A pregnant New Zealand journalist who was stranded in Afghanistan by her home country’s Covid-19 border policy said on Tuesday she would return home after her government offered her a pathway back.
The government’s offer amounted to a pushback from New Zealand after officials earlier insisted Charlotte Bellis must reapply for a place in the country’s congested quarantine hotels. Deputy Prime Minister Grant Robertson said Bellis had been offered a voucher for a room.
“I will return to my home country of New Zealand in early March to give birth to our baby girl,” Bellis said in a statement. “We are thrilled to return home and be surrounded by our family and friends at such a special time.”
His case quickly became embarrassing for New Zealand, which has thousands of citizens overseas waiting for space to open in military-run border quarantine hotels.
Bellis said she wanted to thank her fellow New Zealanders for their support and would continue to challenge the government to find a solution to its border controls. She added that she was disappointed the decision was a one-off and offered no way back to other pregnant New Zealanders.
She said Sunday that every day was a battle. Now 25 weeks pregnant, she said she unsuccessfully tried to enter New Zealand through a lottery-like system and then applied for an emergency return, but was rejected.
Chris Bunny, the head of New Zealand’s quarantine system, said the new offer was made to Bellis because Afghanistan was extremely dangerous and there was a risk of terrorism. He said the ability to help people on the ground was limited, especially after the withdrawal of US forces last year.
Bunny said the publicity surrounding the case was not a deciding factor and the only consideration was Bellis’ safety.
Bellis, 35, had worked as a correspondent in Afghanistan for Al Jazeera, the Qatar-based news network. She quit in November because it is illegal to be pregnant and single in Qatar.
Bellis then flew to Belgium, trying to secure residency in the home country of her partner, freelance photographer Jim Huylebroek, who has lived in Afghanistan for two years. But Bellis said the length of the process would have left her in Belgium with an expired visa.
Jumping around on tourist visas while she waited for her baby would have cost money and left her without healthcare, so she and Huylebroek went back to Afghanistan because they had a visa, felt welcome and from there could fight his battle to return to his home.
New Zealand officials said they would add Huylebroek to Bellis’ voucher if he took the same flight with her.
New Zealand’s Covid-19 response minister, Chris Hipkins, said this week that while officials had to make tough choices, the quarantine system had worked well overall in saving lives and preventing the system of health from being overwhelmed.

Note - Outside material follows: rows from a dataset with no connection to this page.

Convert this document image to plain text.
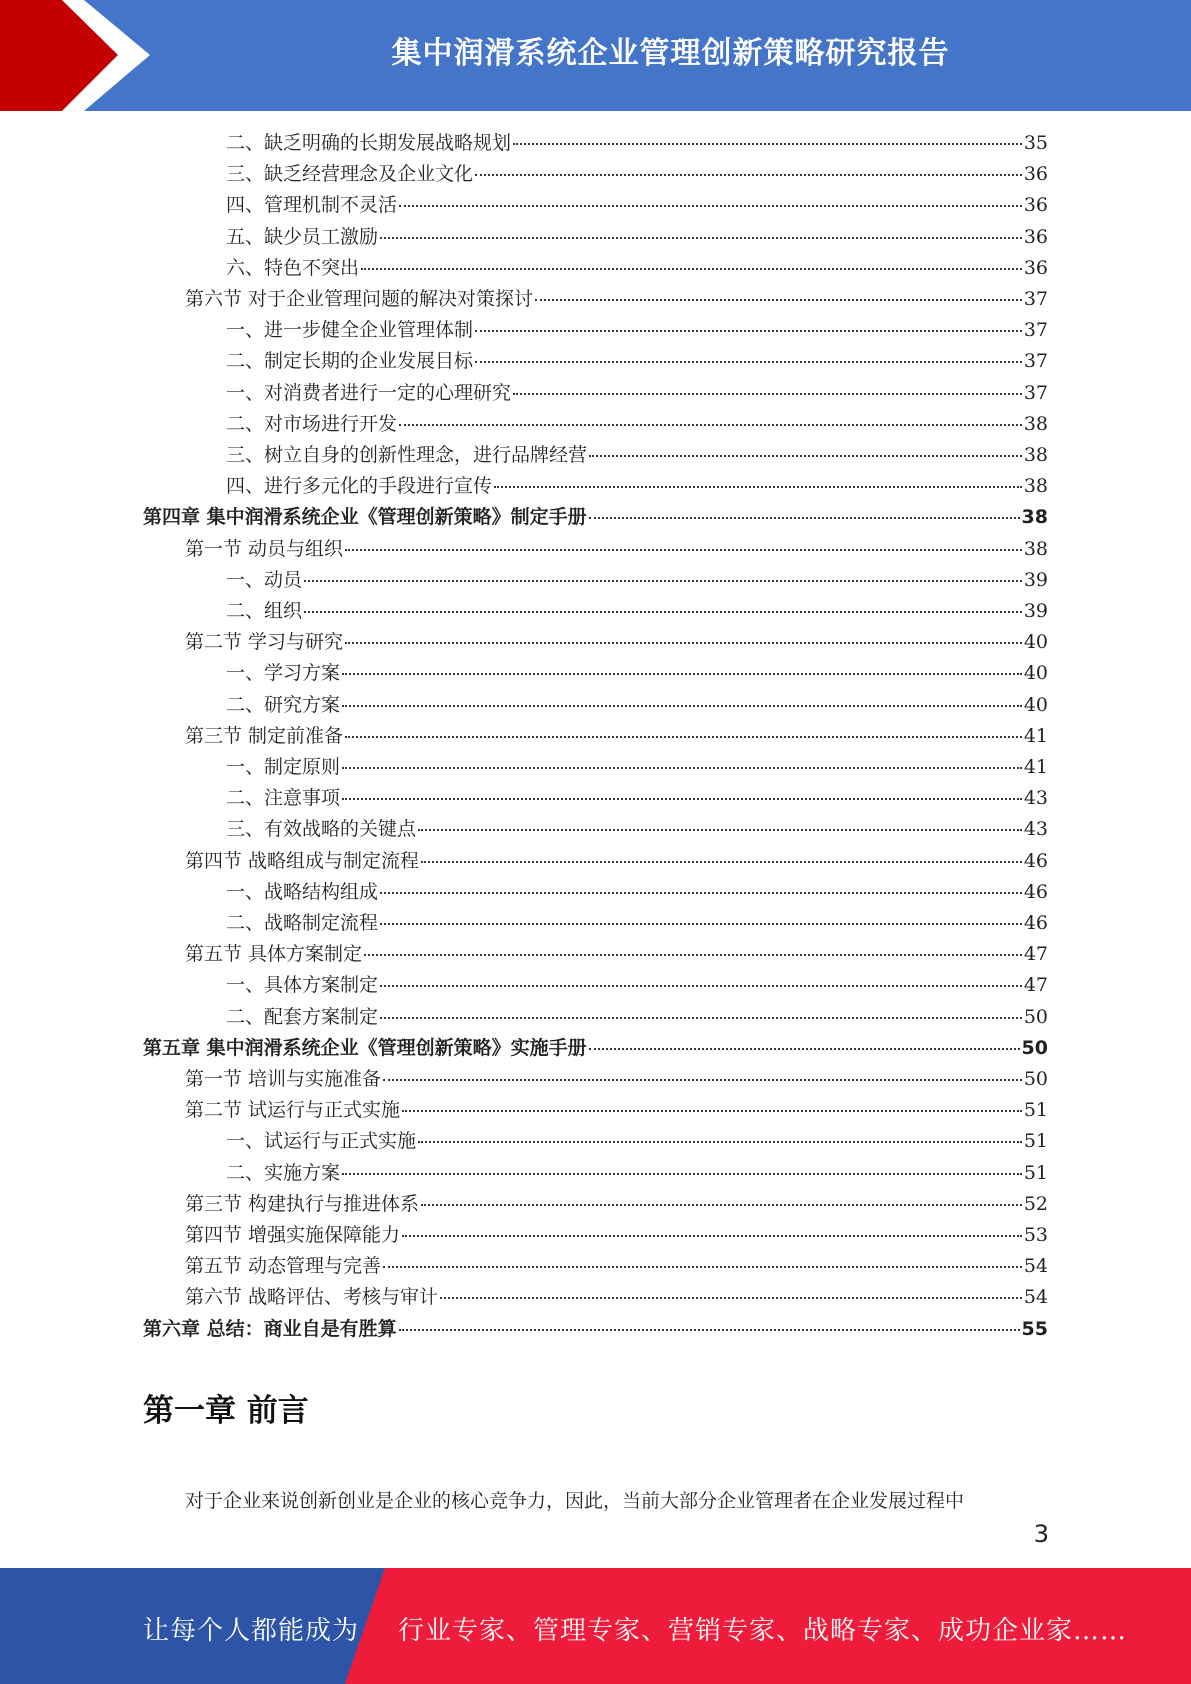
集中润滑系统企业管理创新策略研究报告
二、缺乏明确的长期发展战略规划	35
三、缺乏经营理念及企业文化	36
四、管理机制不灵活	36
五、缺少员工激励	36
六、特色不突出	36
第六节 对于企业管理问题的解决对策探讨	37
一、进一步健全企业管理体制	37
二、制定长期的企业发展目标	37
一、对消费者进行一定的心理研究	37
二、对市场进行开发	38
三、树立自身的创新性理念，进行品牌经营	38
四、进行多元化的手段进行宣传	38
第四章 集中润滑系统企业《管理创新策略》制定手册	38
第一节 动员与组织	38
一、动员	39
二、组织	39
第二节 学习与研究	40
一、学习方案	40
二、研究方案	40
第三节 制定前准备	41
一、制定原则	41
二、注意事项	43
三、有效战略的关键点	43
第四节 战略组成与制定流程	46
一、战略结构组成	46
二、战略制定流程	46
第五节 具体方案制定	47
一、具体方案制定	47
二、配套方案制定	50
第五章 集中润滑系统企业《管理创新策略》实施手册	50
第一节 培训与实施准备	50
第二节 试运行与正式实施	51
一、试运行与正式实施	51
二、实施方案	51
第三节 构建执行与推进体系	52
第四节 增强实施保障能力	53
第五节 动态管理与完善	54
第六节 战略评估、考核与审计	54
第六章 总结：商业自是有胜算	55
第一章 前言
对于企业来说创新创业是企业的核心竞争力，因此，当前大部分企业管理者在企业发展过程中
3
让每个人都能成为 行业专家、管理专家、营销专家、战略专家、成功企业家……
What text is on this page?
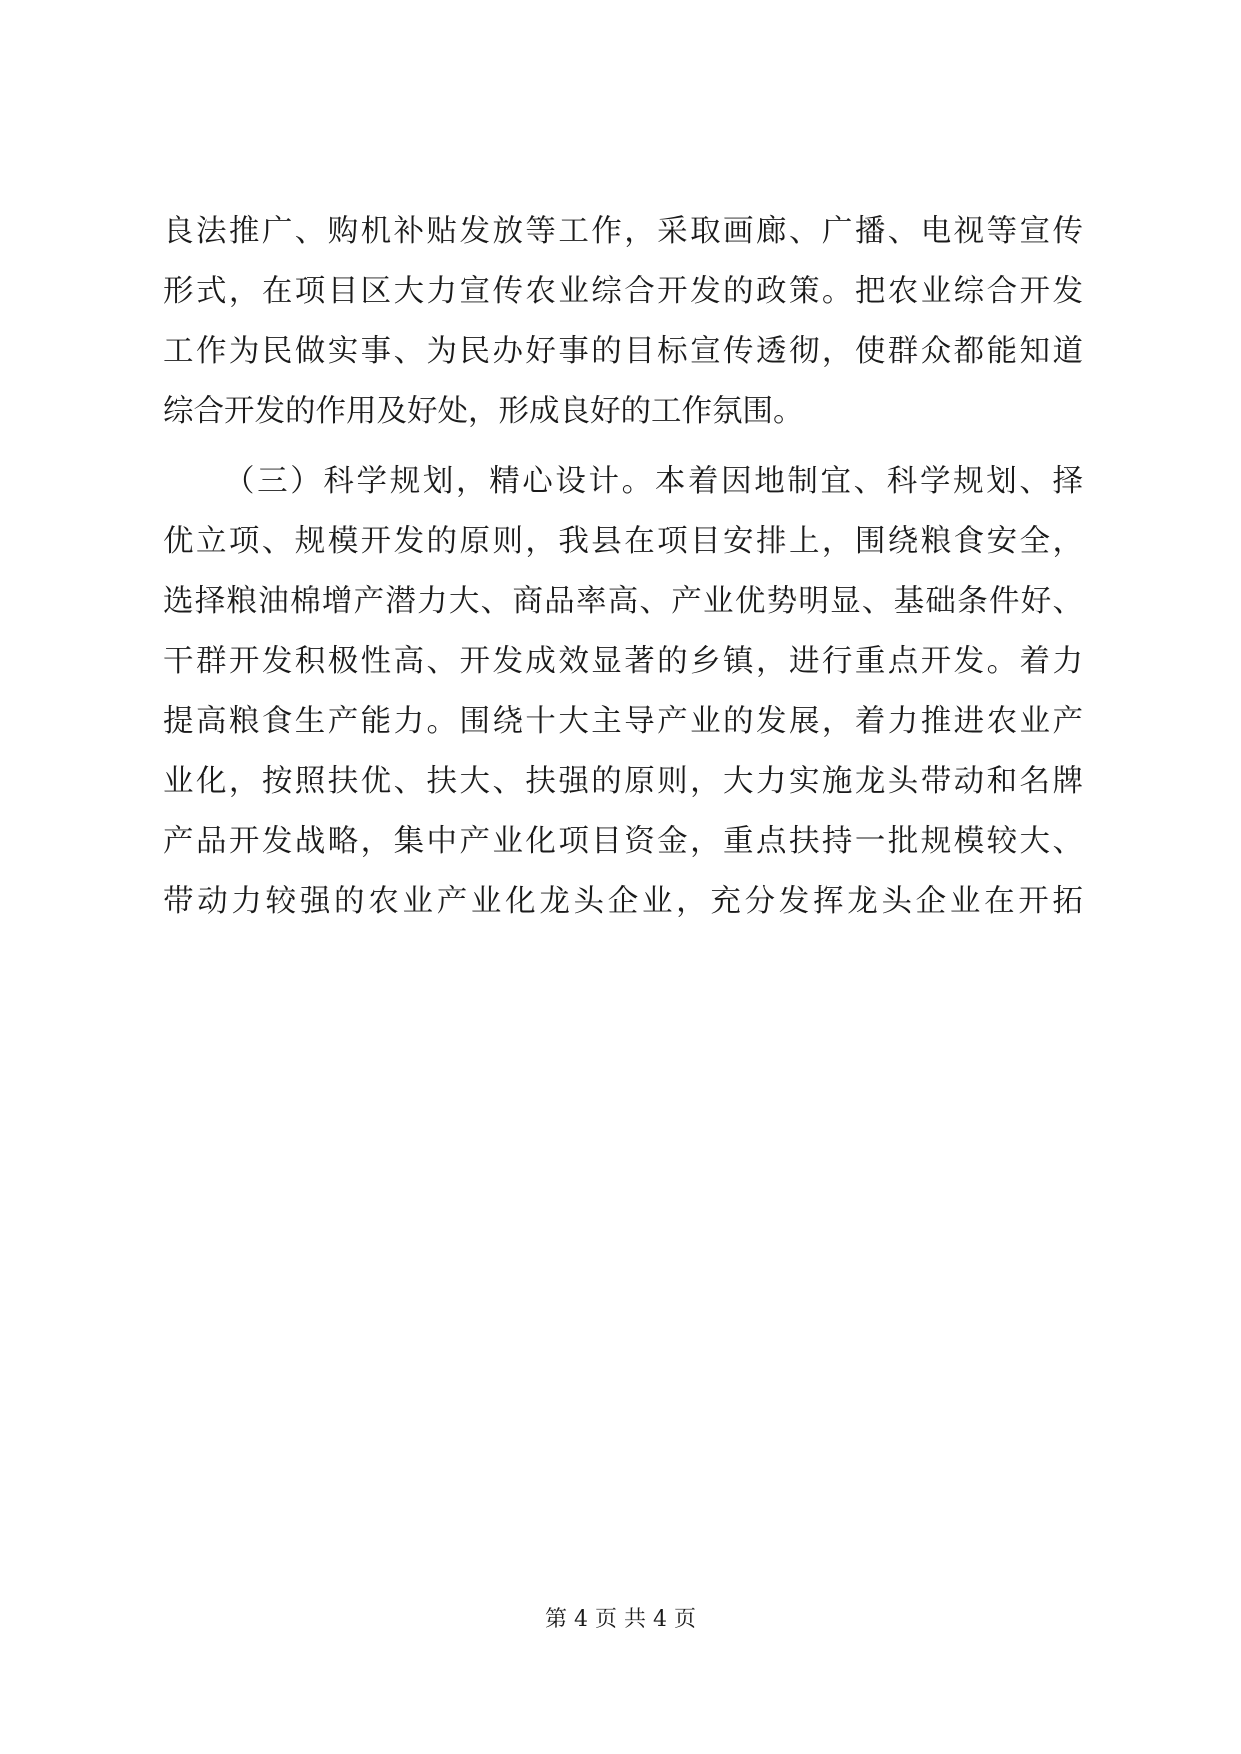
良法推广、购机补贴发放等工作，采取画廊、广播、电视等宣传
形式，在项目区大力宣传农业综合开发的政策。把农业综合开发
工作为民做实事、为民办好事的目标宣传透彻，使群众都能知道
综合开发的作用及好处，形成良好的工作氛围。
（三）科学规划，精心设计。本着因地制宜、科学规划、择
优立项、规模开发的原则，我县在项目安排上，围绕粮食安全，
选择粮油棉增产潜力大、商品率高、产业优势明显、基础条件好、
干群开发积极性高、开发成效显著的乡镇，进行重点开发。着力
提高粮食生产能力。围绕十大主导产业的发展，着力推进农业产
业化，按照扶优、扶大、扶强的原则，大力实施龙头带动和名牌
产品开发战略，集中产业化项目资金，重点扶持一批规模较大、
带动力较强的农业产业化龙头企业，充分发挥龙头企业在开拓
第 4 页 共 4 页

The Taliban have faced international criticism for the repressive rules they have imposed on women since taking power in mid-August, including denying girls education beyond sixth grade.
However, they said all girls and women would be allowed to go to school after the Afghan New Year at the end of March. While women have returned to work in the ministries of health and education, thousands of female civil servants have not been allowed to return to their jobs.